Together, all three Jaeger move towards the breach. Two kaiju emerge and give them battle before they can arrive however. Crimson Typhoon manages to hold both of them off long enough for Gipsy Danger and Cherno Alpha to slip past, sacrificing themselves in the process. Before they can deliver the bomb, however, a Category 5 comes through the breach, the biggest kaiju we've yet seen. It summons the one surviving kaiju from Typhoon's battle back, which Gipsy Danger slays, tosses to Cherno Alpha and Pentecost leaps into the breach.

As Pentecost and Alpha fall between the dimensions, Raleigh and Mako do battle with the Category 5. Over the course of the battle, Mako and Pentecost talk briefly on the radio, about what he sees and the life Mako should lead now that he, her adopted father, will be gone. Eventually, Gipsy Danger defeats the Category 5 and they debate leaping in after Pentecost. Suddenly, however, the breach closes!

The shockwave destroys Gipsy Danger and ejects both pilots onto the surface of the ocean. They're revealed to both be fine and are rescued by incoming helicopters.

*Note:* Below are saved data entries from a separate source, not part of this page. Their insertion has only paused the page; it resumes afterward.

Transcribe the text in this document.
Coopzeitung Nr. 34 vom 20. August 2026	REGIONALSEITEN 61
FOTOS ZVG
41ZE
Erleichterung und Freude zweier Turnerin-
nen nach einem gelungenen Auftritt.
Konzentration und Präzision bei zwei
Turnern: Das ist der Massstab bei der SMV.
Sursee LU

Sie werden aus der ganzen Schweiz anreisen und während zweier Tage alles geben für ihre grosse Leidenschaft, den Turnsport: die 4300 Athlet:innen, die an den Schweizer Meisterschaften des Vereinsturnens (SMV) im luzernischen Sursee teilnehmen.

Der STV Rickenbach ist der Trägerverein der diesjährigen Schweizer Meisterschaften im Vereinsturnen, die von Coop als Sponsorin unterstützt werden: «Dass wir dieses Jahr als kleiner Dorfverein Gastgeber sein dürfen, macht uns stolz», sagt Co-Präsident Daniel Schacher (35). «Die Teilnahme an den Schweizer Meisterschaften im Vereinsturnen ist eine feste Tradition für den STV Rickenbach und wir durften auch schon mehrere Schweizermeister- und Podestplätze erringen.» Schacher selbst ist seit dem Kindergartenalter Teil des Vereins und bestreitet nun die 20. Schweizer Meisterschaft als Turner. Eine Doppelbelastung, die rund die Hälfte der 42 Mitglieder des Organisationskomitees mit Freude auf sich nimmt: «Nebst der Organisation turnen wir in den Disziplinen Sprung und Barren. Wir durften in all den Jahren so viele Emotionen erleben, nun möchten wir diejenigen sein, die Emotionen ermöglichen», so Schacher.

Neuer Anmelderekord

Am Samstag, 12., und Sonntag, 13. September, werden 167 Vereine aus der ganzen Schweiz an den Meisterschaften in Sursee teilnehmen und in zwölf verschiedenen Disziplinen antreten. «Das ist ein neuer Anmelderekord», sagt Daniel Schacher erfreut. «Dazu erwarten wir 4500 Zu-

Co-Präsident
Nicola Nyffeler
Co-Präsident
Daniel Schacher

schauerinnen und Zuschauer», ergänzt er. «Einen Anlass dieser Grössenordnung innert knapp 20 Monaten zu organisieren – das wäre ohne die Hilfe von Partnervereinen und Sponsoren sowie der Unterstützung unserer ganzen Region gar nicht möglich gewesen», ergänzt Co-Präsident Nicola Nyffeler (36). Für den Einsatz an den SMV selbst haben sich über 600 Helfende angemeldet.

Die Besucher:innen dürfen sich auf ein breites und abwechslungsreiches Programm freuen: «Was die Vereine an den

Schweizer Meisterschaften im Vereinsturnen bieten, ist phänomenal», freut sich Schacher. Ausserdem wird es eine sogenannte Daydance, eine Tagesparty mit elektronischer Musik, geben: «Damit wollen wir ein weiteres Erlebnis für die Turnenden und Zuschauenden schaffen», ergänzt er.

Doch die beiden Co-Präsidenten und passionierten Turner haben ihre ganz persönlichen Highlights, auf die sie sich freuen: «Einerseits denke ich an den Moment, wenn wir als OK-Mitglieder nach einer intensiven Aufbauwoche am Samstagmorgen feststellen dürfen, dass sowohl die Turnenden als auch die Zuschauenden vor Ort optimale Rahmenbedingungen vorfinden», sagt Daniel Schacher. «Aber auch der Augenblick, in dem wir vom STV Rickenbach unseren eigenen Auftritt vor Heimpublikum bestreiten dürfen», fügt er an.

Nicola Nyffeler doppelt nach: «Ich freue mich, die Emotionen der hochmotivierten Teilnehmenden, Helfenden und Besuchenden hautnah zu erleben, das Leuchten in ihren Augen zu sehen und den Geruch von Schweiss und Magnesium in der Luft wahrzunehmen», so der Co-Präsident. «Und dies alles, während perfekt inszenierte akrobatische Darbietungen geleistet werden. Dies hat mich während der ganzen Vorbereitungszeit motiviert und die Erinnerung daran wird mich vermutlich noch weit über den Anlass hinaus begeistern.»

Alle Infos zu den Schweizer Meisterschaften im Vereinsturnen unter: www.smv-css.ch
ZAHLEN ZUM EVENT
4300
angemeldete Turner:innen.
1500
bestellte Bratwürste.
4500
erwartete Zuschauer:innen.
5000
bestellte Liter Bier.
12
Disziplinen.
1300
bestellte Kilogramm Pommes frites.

  • Mako is the protagonist, rather than another boring white American male.
  • Mako is devoid of troubling "I'll defend her honor" implications in the original.
  • The Australian rivalry is entirely removed because of its numerous plot-holes including, but not limited to: Who cares? A dog doesn't make you more sympathetic. How petty are you, random Australian tough guy, that you'd bully a fellow pilot over exactly nothing? Why the fuck doesn't Leatherback just destroy Striker Eureka after its EMP knocks the Jaeger out?
  • The Newt/Kaiju brain plotline doesn't include that weird "hive mind" subplot that randomly dead-ends.
  • The compatibility thing isn't just thrown away towards the end of the movie when we suddenly need to have Pentecost pilot a Jaeger.
  • Also, no fucking GLaDOS. I'm glad he got permission, I guess, but the whole idea's just creatively bankrupt. I like Portal, let's put Portal stuff in my movie too, rather than coming up with my own idea? Sloppy.
Thoughts? Complaints? Angry defense of del Toro? Leave 'em below!


  1. I've got to say I like Mako as the main. If for no other reason than to have a chance to further develop what I found to be the most interesting dynamic in the piece, Pentecost/Mako. Because family is complicated and complicated is interesting.

    1. I agree. She's an actual three-dimensional character, whereas Raleigh, to me, always felt like a wet noodle audience insert.

  2. Sounds like the movie everyone TOLD me this was, rather than the movie it actually is.

    1. Good! That's more or less the aim of the whole thing.